An interesting story about the pudding is that in 1831, when the Chartist Movement was meeting at the Newport Corn Market, several farmers from Gatcombe were opposed to the Chartists' popular view. They, though, were in the minority, and soon deafened by the derisive cry of "Three Cheers for the Forest House Puddens" from the crowd. When they asked why they were Forest House puddens, they were told it was because they had no raisin (reason) in them.


Coneys, or rabbits as they are more popularaly known 4, are not native to the Island, but were brought over by the Normans in the twelfth century. As there were no foxes, a rabbit's natural enemy, on the Island, they soon became very popular, which was welcomed by the poor population as a source of food, and their skins were widely used. In fact, so large was the coney
population on the Island, especially compared to the mainland where the fox was so popular, that being a Coneyman was a popular trade.

A coneyman would catch coneys, and then take the meat to London and it's markets. In fact, as the coneymen were the few people who regularly travelled to London at the time, they also worked as postmen, taking letters from the Island's gentry to a London Post House.

There were many ways of catching coneys, but there was one unique to the fishermen at Bembridge, using only a crab, some string, and a candle. The candle would be fixed to the shell of a common king crab and lit, and the crab was thrust down a rabbit burrow. The string was used to pull it deeper inside, and the coneys, alarmed at the sight of the approaching light, would run out of the burrow and into the coneyman's nets.

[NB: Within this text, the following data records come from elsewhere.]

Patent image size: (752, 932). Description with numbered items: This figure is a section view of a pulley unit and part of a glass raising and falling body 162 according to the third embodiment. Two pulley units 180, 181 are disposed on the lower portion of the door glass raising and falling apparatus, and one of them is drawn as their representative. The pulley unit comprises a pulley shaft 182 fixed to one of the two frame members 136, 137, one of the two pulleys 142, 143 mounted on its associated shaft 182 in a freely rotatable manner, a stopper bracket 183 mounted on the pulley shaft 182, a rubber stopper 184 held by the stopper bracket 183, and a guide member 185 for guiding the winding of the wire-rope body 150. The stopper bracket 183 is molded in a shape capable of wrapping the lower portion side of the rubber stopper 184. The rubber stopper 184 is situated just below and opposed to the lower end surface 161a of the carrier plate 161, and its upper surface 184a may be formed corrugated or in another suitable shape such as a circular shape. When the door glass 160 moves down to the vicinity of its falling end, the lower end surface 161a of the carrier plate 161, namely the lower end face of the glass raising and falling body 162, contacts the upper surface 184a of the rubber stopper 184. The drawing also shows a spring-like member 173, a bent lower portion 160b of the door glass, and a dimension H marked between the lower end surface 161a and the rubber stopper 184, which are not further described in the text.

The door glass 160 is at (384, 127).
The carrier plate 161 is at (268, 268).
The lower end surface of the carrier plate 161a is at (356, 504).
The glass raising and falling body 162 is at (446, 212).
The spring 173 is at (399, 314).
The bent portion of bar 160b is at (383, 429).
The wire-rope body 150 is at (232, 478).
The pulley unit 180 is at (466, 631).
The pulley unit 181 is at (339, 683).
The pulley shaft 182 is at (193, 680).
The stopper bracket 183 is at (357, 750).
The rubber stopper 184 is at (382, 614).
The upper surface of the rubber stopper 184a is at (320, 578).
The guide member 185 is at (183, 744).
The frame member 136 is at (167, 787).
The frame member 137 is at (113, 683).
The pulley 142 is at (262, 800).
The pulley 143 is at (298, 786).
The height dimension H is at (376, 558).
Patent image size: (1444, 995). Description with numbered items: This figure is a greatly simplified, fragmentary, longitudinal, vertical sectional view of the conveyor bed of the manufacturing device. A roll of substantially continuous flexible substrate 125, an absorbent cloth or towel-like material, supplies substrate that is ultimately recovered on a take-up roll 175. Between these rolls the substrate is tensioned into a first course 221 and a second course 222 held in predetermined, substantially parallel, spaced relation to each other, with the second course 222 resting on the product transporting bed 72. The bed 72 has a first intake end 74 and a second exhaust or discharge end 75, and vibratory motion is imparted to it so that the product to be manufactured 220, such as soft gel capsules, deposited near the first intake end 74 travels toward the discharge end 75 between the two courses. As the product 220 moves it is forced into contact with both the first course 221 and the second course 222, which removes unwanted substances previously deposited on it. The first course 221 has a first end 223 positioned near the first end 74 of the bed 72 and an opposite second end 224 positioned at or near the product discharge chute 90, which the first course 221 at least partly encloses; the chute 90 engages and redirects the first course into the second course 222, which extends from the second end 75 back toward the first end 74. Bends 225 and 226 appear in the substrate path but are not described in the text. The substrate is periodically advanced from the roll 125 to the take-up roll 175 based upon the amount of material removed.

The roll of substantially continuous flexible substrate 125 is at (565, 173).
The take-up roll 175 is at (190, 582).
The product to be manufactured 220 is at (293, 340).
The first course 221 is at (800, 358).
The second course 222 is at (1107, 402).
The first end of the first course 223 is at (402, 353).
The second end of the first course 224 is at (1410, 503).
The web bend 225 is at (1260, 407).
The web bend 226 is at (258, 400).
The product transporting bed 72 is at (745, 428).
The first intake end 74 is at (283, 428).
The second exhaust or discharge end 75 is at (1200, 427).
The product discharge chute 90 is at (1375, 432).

1Shroving was the celebration of Shrove Tuesday, and began as a tradition for the poor and the young to be able to get
pancakes from the rich before Lent. Shrovers would gather in the early morning then go from house to house singing for their "shrove cakes" (pancakes). Whoever sang the song the best was considered the chief Shrover and was often extra rewarded.
2A. Raine mentioned them in his 1861 book of the Island "The Queen's Isle".3Forest House was the local name for the Isle of Wight House of Industry . It was the first centralised Workhouse in the country, as individual parishes had until then been responsible for their own poor built next to Parkhurst Forest in 1770. Parkhurst Prison is now on the spot.4A "rabbit"
is the name of a baby coney, just as a "calf" is a baby cow, a "puppy" is a
baby dog, a "kitten" a baby cat and a "kid" a baby goat.